In indeterminate colitis the options of an ileorectal anastomosis or an IPAA must be thoroughly discussed with the patient based on several factors, which must be weighed against each other. The pathologist might be inclined toward one or another diagnosis. The rectum itself must be assessed as early as possible after colectomy; waiting too long often results in a diversion (exclusion) proctitis that can be difficult to distinguish from ongoing IBD. Proctitis of some severity, especially with signs of reduced rectal compliance, makes ileorectal anastomosis a less attractive or even impossible alternative.

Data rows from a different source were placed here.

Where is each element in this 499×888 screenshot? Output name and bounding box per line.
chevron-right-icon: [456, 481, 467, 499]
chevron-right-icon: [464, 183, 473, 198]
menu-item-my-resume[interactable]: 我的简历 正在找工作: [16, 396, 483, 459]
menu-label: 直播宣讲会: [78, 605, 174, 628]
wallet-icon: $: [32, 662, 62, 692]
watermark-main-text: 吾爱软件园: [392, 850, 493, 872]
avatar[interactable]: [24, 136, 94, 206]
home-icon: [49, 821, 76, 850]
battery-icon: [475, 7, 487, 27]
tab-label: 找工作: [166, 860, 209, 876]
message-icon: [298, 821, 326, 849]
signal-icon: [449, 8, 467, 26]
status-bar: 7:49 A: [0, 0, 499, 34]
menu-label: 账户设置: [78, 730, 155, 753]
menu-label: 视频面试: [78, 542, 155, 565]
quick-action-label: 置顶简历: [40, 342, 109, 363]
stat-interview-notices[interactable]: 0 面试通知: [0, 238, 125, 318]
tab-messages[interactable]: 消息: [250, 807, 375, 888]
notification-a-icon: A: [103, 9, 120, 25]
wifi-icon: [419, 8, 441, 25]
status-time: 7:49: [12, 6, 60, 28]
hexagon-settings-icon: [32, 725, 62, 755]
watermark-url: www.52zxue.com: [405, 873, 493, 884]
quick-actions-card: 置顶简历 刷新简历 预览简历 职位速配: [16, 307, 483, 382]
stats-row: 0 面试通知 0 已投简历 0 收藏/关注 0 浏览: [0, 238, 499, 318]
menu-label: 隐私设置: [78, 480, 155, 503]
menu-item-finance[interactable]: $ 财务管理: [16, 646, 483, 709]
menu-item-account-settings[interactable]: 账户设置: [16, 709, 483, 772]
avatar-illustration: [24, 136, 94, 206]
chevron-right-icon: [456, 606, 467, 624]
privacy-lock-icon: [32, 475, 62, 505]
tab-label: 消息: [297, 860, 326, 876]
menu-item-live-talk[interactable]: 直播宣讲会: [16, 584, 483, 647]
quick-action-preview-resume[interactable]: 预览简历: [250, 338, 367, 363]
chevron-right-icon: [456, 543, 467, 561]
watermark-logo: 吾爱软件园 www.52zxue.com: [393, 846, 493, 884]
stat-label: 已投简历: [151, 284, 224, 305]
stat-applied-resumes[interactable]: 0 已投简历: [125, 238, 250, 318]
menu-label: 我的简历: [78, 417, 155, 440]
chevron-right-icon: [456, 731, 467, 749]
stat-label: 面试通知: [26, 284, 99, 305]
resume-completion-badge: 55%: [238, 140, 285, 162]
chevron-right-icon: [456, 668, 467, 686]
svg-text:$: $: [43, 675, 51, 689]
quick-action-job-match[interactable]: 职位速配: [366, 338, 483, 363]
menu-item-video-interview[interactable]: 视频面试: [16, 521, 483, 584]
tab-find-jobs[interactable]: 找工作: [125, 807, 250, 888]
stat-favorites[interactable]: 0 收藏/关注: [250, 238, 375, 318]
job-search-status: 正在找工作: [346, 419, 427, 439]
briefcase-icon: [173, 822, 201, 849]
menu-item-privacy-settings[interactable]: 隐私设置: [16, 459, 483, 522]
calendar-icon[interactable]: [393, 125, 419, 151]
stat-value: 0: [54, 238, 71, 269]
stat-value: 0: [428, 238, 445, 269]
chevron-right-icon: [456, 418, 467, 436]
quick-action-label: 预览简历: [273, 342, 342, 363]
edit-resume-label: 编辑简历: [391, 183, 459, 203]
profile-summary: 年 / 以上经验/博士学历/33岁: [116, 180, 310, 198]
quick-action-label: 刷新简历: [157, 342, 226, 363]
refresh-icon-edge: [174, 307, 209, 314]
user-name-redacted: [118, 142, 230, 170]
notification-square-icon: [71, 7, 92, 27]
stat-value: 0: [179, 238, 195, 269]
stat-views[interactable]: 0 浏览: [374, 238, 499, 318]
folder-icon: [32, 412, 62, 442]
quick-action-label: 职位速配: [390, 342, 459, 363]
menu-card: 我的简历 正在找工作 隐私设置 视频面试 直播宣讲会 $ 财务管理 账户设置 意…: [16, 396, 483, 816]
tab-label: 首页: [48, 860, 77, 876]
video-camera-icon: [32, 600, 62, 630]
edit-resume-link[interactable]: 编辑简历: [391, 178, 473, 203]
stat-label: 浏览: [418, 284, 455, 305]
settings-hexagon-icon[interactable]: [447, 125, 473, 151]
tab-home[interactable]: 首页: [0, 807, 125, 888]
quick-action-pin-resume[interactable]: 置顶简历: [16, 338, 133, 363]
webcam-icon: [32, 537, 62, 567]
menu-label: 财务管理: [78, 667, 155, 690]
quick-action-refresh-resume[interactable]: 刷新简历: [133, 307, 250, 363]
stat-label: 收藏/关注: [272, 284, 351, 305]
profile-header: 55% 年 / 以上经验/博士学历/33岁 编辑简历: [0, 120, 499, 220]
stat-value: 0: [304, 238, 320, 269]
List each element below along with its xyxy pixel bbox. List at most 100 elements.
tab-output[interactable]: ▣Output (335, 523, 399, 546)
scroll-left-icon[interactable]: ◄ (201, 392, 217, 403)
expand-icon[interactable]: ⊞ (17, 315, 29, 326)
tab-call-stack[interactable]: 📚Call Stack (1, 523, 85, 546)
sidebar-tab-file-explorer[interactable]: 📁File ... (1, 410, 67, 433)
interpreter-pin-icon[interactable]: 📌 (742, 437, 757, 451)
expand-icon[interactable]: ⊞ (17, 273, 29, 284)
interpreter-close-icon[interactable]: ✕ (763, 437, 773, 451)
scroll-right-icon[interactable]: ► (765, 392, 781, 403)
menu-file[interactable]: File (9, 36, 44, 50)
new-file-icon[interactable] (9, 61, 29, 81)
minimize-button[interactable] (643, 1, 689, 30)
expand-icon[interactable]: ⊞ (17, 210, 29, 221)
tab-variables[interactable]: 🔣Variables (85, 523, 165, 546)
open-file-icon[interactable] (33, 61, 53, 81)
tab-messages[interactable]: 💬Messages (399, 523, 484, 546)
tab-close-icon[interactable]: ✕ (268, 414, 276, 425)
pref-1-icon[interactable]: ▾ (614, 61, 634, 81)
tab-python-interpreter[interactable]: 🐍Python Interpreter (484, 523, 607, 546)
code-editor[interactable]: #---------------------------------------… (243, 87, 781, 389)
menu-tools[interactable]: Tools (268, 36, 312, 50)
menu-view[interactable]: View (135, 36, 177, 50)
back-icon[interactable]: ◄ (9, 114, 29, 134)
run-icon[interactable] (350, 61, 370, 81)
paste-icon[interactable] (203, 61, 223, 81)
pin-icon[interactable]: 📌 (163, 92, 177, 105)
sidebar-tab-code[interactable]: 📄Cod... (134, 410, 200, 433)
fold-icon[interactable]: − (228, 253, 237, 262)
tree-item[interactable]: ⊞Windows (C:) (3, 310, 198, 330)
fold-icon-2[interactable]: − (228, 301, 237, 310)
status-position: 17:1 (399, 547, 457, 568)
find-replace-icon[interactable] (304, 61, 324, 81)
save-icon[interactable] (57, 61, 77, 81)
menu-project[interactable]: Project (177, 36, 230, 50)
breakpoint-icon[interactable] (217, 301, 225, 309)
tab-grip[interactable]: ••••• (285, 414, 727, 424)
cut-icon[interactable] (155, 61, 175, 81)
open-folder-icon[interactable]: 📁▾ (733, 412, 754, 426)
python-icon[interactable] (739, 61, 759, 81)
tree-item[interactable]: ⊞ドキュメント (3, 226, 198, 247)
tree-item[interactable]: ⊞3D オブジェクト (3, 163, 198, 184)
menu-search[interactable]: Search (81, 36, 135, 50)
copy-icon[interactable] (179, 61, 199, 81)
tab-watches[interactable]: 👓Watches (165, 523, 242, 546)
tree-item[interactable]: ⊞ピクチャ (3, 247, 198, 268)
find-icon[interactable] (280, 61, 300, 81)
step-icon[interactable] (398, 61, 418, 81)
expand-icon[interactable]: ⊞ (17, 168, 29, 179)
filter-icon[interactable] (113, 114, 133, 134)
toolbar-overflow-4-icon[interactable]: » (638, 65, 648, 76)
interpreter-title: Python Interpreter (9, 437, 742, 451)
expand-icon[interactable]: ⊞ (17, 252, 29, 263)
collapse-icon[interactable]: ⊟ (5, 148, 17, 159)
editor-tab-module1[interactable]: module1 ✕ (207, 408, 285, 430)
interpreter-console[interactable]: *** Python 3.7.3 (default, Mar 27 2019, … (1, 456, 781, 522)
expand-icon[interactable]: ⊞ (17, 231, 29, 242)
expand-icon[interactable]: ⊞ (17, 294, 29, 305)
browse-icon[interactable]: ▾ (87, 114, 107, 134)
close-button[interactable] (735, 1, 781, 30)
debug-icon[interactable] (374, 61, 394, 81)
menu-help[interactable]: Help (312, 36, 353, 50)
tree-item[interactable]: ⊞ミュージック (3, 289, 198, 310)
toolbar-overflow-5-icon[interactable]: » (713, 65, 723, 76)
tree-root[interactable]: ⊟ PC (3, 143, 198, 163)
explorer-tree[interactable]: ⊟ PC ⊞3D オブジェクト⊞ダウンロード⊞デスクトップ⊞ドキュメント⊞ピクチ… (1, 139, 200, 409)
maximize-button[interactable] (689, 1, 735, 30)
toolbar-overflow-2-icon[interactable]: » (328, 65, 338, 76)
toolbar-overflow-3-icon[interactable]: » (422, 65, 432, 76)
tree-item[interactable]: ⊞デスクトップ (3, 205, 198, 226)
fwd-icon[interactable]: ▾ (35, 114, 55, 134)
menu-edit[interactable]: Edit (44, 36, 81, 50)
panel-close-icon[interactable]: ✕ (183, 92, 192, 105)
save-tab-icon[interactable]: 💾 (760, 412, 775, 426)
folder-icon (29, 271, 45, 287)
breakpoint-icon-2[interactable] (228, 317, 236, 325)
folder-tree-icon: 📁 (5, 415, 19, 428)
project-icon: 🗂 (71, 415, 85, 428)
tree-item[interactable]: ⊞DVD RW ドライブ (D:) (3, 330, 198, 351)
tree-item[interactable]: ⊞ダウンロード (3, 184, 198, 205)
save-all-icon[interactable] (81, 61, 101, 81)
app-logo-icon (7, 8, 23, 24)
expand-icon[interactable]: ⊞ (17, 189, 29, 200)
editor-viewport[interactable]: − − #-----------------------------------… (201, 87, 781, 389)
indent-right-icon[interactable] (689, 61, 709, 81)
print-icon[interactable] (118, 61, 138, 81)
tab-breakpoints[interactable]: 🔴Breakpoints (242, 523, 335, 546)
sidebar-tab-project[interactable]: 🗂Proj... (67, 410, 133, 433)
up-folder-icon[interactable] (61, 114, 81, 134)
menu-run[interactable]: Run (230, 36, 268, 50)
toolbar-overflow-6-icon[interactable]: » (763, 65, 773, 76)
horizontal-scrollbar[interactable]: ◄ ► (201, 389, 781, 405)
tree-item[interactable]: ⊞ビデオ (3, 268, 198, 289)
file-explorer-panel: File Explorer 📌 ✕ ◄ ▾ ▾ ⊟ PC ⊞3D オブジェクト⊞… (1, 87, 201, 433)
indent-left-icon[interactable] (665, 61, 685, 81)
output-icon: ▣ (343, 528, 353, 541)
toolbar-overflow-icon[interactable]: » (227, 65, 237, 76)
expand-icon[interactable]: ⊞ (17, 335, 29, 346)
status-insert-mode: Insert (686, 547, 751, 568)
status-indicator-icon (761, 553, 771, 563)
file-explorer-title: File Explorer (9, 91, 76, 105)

My practice is to recommend treatment with local rectal 5-aminosalicylic acid after colectomy – at least until a definite decision on a next step has been made. In ulcerative colitis, and hence more so in indeterminate colitis, an ileorectal anastomosis is an alternative to proctectomy and a pelvic pouch in select cases. The most obvious is female patients with a strong wish for childbearing; ileorectal anastomosis avoids pelvic dissection to minimize the risk of adhesions affecting the fallopian tubes [27, 28]. Some male patients also absolutely cannot accept even a minute risk of iatrogenic sexual dysfunction. In the elderly, the reduced overall surgical risk involved in an ileorectal anastomosis and the possible worse functional outcome after IPAA might lead patients to choose the rectum-sparing alternative.